Mark Russ Federman ran the store for thirty years until he recently retired. Before that, he served for three years in the U.S. Army, including a year in the Vietnam War.

Federman describes his brief Army career in his sprightly written family history/memoir, Russ & Daughters: Reflections and Recipes from the House That Herring Built (Schocken Books, 205 pp., $25.95). He went to Alfred University in upstate New York in 1962, mainly to get far enough away from the family business to be sure he wouldn’t be asked to work there on weekends.

ROTC was mandatory for male students for two years. Federman opted for four. Most students, he says, “were glad to be done with the drills, the short haircut, and the spit-shined shoes. To this day I can’t answer the question, ‘Why did you volunteer to stay in?'”

Federman graduated in 1966, he writes, “with a bachelor’s degree in liberal arts, a commission in the United States Army as a second lieutenant, and a deferment to go to law school.” He chose Georgetown Law School over New York University’s—again, to get away from the family business. After receiving his law degree in 1969, Federman faced a two-year commitment. The Army’s “plan, ” he writes, “was for me to spend one year at Fort Polk, Louisiana—famous for large mosquitoes and even larger rednecks—and then one year in Vietnam.”

Mark Federman behind the counter at Russ & Daughters

The new law school graduate managed to talk the Army into letting him serve two years at the base of his choice, followed by one year wherever the Army chose to send him. Federman wound up serving two years in San Francisco, duty he characterizes as “an office job with a dress code.” Then came orders for Vietnam. He arrived in country in 1971 and was shipped to an advisory team in “the southernmost part of the Mekong Delta, ” replacing “another officer who had been blown up in his Jeep by a Claymore mine.”

His C-130 arrived “in the middle of a rice paddy in the middle of a monsoon in what looked like the end of the world, ” he writes. “This was no place for a nice Jewish boy like me.
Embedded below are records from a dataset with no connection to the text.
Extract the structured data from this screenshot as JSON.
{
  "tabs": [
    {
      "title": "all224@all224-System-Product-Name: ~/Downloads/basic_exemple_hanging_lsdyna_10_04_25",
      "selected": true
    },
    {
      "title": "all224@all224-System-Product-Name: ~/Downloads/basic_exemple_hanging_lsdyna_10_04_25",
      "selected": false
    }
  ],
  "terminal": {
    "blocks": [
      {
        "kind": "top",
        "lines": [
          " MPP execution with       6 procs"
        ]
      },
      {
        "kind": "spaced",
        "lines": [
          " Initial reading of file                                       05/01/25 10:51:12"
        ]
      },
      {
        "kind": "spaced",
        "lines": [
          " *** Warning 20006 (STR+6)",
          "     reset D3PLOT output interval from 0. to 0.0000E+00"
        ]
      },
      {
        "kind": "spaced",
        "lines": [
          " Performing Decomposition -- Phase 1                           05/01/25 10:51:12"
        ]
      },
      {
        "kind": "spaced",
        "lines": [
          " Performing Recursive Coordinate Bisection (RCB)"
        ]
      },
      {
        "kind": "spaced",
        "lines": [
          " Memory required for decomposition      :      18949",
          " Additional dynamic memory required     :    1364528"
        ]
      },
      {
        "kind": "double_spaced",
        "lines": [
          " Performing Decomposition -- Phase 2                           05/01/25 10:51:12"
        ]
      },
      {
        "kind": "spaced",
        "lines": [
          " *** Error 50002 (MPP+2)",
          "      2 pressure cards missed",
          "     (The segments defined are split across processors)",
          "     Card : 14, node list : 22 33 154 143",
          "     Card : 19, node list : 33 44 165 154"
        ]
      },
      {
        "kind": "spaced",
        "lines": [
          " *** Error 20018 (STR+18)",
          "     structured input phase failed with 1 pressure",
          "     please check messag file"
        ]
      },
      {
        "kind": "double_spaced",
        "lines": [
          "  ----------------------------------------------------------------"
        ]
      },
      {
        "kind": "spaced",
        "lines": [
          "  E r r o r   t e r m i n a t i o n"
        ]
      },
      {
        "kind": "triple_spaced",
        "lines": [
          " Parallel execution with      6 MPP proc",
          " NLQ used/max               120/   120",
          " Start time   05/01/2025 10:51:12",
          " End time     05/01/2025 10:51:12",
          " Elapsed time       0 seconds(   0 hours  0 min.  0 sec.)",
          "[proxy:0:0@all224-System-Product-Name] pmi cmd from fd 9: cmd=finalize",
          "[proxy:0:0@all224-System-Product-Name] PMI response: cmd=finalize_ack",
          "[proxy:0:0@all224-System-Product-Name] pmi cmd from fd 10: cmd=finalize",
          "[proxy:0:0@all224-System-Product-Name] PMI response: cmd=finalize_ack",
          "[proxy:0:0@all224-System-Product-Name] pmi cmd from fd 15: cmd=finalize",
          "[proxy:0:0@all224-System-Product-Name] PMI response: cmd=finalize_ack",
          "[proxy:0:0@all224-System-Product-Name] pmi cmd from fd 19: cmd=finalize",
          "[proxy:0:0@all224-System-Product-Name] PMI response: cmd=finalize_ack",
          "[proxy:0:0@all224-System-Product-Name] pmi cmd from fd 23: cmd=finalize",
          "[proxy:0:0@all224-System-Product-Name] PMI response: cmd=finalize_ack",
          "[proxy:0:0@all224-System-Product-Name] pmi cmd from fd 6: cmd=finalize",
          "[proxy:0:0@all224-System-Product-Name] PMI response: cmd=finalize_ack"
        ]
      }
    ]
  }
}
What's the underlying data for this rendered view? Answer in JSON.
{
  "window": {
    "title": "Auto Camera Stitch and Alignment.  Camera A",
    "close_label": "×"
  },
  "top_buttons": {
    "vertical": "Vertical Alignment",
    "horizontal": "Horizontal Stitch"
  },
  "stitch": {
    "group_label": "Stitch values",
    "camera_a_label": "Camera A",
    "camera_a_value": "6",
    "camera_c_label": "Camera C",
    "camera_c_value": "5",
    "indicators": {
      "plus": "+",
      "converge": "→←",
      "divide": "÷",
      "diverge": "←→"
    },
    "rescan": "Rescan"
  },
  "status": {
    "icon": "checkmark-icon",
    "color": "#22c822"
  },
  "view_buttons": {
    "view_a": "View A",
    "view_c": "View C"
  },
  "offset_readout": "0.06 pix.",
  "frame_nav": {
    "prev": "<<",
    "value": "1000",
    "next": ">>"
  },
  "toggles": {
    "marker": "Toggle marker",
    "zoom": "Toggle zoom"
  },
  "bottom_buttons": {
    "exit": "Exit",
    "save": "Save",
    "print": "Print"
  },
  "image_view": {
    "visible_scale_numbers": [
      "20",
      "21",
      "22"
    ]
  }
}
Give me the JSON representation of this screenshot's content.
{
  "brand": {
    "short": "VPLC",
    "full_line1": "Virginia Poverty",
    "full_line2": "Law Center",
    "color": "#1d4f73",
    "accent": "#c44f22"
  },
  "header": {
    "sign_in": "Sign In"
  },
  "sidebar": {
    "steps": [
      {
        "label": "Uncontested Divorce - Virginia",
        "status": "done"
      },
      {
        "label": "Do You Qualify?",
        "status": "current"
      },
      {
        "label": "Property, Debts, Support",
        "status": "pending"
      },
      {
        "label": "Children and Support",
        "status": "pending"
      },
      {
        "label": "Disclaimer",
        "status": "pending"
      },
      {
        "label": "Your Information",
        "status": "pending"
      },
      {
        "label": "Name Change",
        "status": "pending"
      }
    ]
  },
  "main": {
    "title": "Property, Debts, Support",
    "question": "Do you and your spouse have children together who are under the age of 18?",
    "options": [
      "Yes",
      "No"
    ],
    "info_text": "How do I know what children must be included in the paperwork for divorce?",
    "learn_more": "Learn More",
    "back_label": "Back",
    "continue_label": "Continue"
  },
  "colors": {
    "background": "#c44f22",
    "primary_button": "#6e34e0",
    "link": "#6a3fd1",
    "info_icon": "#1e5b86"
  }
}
After a month, I was transferred to Saigon and worked as an Army lawyer.”

As for his homecoming, Federman writes: “Like many other returning vets, when I received my discharge from the Army, I threw away my uniform. There were no brass bands welcoming us home. We were led to believe that we should be ashamed of our service, so it took years before we would admit to it.”

Federman soon married, had two children, worked as a Legal Aid lawyer and then as a prosecutor in New York City, but the pull of the family business proved to be too strong. In 1978, he chucked the law and went to work at Russ & Daughters. Today, his son and daughter are the fourth generation of the family to work behind the deli counter.